I had an idea for youth only tournaments. Ones where the kids would not be lost among the adults. We ran 3 and they were very successful. Only charging $5.00 to compete and any profit going to the Boys Club.

 

Then one summer in 1983 I attended the Bando Summer Camp. Mr. Lewis got me the invitation as he was friends with the camp organizers. Most notably while there I learned a version of the Bamdo Short Stick form, probably one of the most valuable things I ever learned.

 

This captures the broad outlines of what I experienced, but there is far more detail during those times that I can relate here.

 

Then time progressed as it does, and I had to move for a new job. The time passed into my memory.

 

As I look back on that time, I am amazed that I did that. But I did.

I learned a great deal, for one thing I learned how little I knew.

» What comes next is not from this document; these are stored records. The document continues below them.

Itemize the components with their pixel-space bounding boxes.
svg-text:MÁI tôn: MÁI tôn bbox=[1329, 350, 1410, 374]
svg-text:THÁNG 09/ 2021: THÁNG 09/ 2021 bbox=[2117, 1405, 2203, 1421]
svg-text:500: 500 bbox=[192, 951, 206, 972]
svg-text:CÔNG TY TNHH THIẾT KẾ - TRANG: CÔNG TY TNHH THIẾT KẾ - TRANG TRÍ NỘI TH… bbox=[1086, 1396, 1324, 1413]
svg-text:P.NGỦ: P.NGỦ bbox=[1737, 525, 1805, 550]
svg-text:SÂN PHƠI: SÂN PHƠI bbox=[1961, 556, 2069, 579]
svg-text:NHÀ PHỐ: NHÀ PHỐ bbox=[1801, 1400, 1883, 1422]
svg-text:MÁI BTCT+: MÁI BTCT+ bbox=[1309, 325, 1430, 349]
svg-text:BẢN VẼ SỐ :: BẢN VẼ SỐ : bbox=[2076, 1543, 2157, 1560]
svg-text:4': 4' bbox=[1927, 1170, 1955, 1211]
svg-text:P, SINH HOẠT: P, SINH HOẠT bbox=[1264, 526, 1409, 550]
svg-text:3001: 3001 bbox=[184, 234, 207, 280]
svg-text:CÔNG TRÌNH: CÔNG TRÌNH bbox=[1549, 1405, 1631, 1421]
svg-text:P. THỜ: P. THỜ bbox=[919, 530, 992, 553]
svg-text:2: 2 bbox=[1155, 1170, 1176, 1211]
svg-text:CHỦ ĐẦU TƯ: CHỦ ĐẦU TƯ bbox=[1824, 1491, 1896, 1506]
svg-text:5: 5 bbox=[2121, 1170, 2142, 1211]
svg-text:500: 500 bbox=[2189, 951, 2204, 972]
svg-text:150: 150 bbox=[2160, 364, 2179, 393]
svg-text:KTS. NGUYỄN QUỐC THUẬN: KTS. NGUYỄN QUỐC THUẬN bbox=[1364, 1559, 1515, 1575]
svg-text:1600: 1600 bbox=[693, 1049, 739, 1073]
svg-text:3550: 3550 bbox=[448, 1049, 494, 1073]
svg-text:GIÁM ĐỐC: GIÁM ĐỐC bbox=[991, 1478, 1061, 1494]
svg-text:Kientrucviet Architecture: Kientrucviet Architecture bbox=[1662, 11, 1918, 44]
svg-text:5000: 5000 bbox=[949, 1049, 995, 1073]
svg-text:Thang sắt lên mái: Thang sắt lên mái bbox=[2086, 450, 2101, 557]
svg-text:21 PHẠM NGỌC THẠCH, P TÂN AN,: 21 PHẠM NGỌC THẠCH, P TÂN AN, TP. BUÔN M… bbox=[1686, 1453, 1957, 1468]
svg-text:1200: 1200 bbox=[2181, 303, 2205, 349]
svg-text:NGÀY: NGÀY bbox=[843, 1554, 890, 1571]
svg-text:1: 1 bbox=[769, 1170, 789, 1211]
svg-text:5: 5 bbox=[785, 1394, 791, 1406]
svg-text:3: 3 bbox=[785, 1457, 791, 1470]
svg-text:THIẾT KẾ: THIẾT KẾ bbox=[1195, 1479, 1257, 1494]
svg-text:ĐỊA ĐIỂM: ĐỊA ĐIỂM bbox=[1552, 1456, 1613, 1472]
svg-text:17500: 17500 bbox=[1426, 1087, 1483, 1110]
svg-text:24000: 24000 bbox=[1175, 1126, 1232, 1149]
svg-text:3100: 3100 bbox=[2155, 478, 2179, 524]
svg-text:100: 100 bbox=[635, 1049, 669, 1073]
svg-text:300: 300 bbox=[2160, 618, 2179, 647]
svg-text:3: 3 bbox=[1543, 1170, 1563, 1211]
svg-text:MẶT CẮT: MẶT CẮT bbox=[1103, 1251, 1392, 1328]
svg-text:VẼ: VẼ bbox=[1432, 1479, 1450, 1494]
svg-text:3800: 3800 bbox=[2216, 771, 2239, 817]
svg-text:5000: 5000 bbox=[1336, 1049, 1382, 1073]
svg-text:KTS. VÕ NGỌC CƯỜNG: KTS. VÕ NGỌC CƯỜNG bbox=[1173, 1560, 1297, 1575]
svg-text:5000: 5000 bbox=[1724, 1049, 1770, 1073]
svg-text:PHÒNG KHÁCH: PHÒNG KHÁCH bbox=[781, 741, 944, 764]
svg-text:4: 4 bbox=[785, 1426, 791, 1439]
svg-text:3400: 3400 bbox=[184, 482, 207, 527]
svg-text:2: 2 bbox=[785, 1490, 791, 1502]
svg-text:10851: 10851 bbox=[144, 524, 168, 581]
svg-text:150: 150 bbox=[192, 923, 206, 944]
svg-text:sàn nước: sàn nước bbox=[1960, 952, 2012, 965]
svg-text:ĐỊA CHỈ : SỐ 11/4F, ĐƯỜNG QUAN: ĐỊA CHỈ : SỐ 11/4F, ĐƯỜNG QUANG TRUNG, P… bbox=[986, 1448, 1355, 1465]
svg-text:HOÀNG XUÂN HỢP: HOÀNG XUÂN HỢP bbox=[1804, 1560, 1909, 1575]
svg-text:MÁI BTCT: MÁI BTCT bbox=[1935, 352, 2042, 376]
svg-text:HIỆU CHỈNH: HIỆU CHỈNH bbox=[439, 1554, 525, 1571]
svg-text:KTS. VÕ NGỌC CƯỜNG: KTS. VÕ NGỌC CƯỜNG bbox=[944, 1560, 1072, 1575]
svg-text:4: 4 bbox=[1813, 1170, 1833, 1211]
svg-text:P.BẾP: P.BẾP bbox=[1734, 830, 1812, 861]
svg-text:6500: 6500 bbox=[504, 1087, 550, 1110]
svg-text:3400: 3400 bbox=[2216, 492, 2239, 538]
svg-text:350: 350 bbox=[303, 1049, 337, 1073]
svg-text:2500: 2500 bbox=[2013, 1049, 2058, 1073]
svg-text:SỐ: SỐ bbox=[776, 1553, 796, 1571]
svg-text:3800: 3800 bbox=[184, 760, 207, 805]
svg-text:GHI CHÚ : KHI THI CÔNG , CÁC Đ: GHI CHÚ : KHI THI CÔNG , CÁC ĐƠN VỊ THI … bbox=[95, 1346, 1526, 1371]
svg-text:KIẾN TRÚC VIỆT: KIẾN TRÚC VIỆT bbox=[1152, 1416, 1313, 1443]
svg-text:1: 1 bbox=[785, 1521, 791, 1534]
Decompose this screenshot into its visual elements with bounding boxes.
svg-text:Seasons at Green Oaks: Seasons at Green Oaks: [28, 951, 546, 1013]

Having those experiences if anything, made me more determined to learn more about my Isshinryu and make the training I would offer, even better for my students. I had to end my program in Scranton, but I intended to continue it in Derry.

2 comments:

Charles James said...

Nice article ...

Charles James said...

As an aside from the article, thought you might find the following of interest:

Isshin Shuchu [一心集中]

The characters/ideograms mean, “One Heart/Mind/Spirit Concentration.” The first character means, ‘one,” the second character means, “heart; mind; spirit,” the third character means, “gather; meet; congregate; swarm; flock,” the fourth character means, “in; inside; middle; mean; center.”